Looking at the fake toy in the movie, it had a blue face with large red eyes that looked translucent - like they would light up. The mouth, too. They're red here, but solid. The movie bot also didn't have big ear-flaps like this version does, but there are some sort of details there; maybe they were meant to fold open like this, and it was just never shown on-screen? It's entirely possible (since nearly all the toys in the movie were Mattel products) they had access to the real prop, or at least its specs, and included a feature nobody knew about until now.

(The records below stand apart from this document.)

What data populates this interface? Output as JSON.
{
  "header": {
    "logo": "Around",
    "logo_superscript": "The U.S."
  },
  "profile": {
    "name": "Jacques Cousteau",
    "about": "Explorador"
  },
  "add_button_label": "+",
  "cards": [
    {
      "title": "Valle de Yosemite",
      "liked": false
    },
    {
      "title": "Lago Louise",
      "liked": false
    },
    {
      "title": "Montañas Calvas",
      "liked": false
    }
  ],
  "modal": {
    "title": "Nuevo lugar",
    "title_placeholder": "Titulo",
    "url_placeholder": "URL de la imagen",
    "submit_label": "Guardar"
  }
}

Transformers in the '80s were already basically just rectangles, so a robot that disguised itself as a building would take that to new extremes. The Imaginext toy doesn't have to suffer under the same restrictions, so its body is wider at the chest and narrower at the waist, and curves organically. The "windows" sculpted on the body follow the lines of the torso, getting smaller and closer together as the waist squeezes in. There are 11 rows of them across the front and back, and 10 columns - though not 110 windows, because the doors block some of them. There are more on his sides, and the back of the head. The blue arms end in blocky red claws, and his robotic legs end in large silver boots.

Imaginext figures move at the hips (both legs swivel up as one), swivel wrists, swivel/hinge shoulders, and swivel neck. Sadly, the limbs cannot collapse into the body, leaving us with a plain building, but we knew that was going to be the case from the outset.

The Imaginext blind bag figures usually come with an accessory, even when they don't need it. This one does not need it. Included in the bag with the robot is... a giant purple hammer. Wha-huh? It's reused from Harley Quinn, with big holes cut out of the sides, and it fits in the claws well, but... why? Why, other than "we feel like we have to" did they bother including this superfluous bit of needlessness?

The Big Building Bot is at once an homage to an old toy and an homage to a toy that never existed. That's a pretty awesome oddity, and a clever inclusion in this line.